Issue Date: February 23, 2009
Industrial R&D Spending Stalls
After several years of significant increases, U.S. company investment in industrial R&D will be flat in 2009.
That's the conclusion of the latest survey by the Industrial Research Institute, which represents 182 companies that conduct R&D in the U.S. IRI says its members invest more than $100 billion annually in R&D, or roughly half the nation's privately funded R&D spending. Eighty-four firms responded to the survey.

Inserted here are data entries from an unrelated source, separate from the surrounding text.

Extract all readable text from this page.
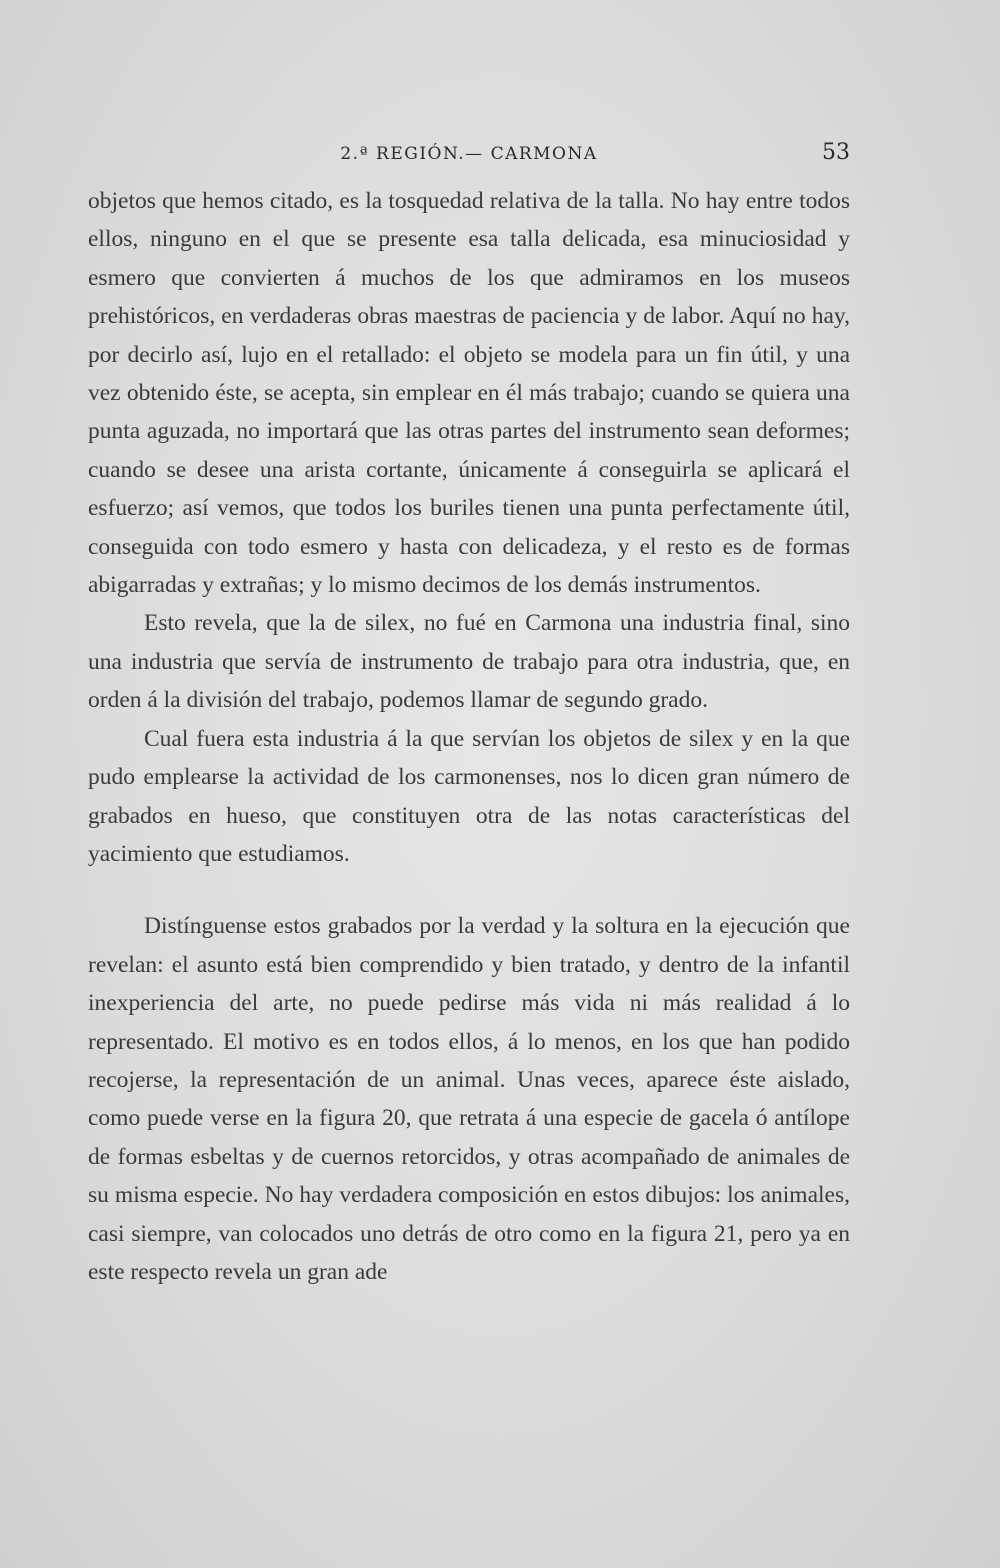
2.ª REGIÓN.— CARMONA	53

objetos que hemos citado, es la tosquedad relativa de la talla. No hay entre todos ellos, ninguno en el que se presente esa talla delicada, esa minuciosidad y esmero que convierten á muchos de los que admiramos en los museos prehistóricos, en verdaderas obras maestras de paciencia y de labor. Aquí no hay, por decirlo así, lujo en el retallado: el objeto se modela para un fin útil, y una vez obtenido éste, se acepta, sin emplear en él más trabajo; cuando se quiera una punta aguzada, no importará que las otras partes del instrumento sean deformes; cuando se desee una arista cortante, únicamente á conseguirla se aplicará el esfuerzo; así vemos, que todos los buriles tienen una punta perfectamente útil, conseguida con todo esmero y hasta con delicadeza, y el resto es de formas abigarradas y extrañas; y lo mismo decimos de los demás instrumentos.

Esto revela, que la de silex, no fué en Carmona una industria final, sino una industria que servía de instrumento de trabajo para otra industria, que, en orden á la división del trabajo, podemos llamar de segundo grado.

Cual fuera esta industria á la que servían los objetos de silex y en la que pudo emplearse la actividad de los carmonenses, nos lo dicen gran número de grabados en hueso, que constituyen otra de las notas características del yacimiento que estudiamos.

Distínguense estos grabados por la verdad y la soltura en la ejecución que revelan: el asunto está bien comprendido y bien tratado, y dentro de la infantil inexperiencia del arte, no puede pedirse más vida ni más realidad á lo representado. El motivo es en todos ellos, á lo menos, en los que han podido recojerse, la representación de un animal. Unas veces, aparece éste aislado, como puede verse en la figura 20, que retrata á una especie de gacela ó antílope de formas esbeltas y de cuernos retorcidos, y otras acompañado de animales de su misma especie. No hay verdadera composición en estos dibujos: los animales, casi siempre, van colocados uno detrás de otro como en la figura 21, pero ya en este respecto revela un gran ade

As in previous years, IRI developed a "sea change index" that compares companies anticipating spending or hiring increases of 5% or more with those anticipating decreases. In 2008, the R&D spending index was 27, the highest in eight years, but this year it has plummeted to just 1, indicating no significant rise in spending. The index measuring the hiring of R&D professionals dropped from 8 to -8, and the index for hiring new graduates fell from 1 to -4.
The survey turned up differences among industries. It found that chemical companies lag behind food and petroleum companies in planned R&D spending increases for 2009. Indeed, C&EN's recent survey of six major U.S. chemical companies found they are planning to cut R&D spending by 1.8% this year (Feb. 16, page 24). And whereas chemical companies on average don't anticipate hiring many new graduates in R&D roles, food and petroleum companies do see significant hiring of new grads this year.
IRI conducted the survey last summer, before the unfolding of the financial crisis. However, Raymond R. Cosner, director of R&D process in Boeing's advanced systems division and author of the 2009 report, says follow-up discussions with member companies late last fall indicated their answers would have been largely the same then.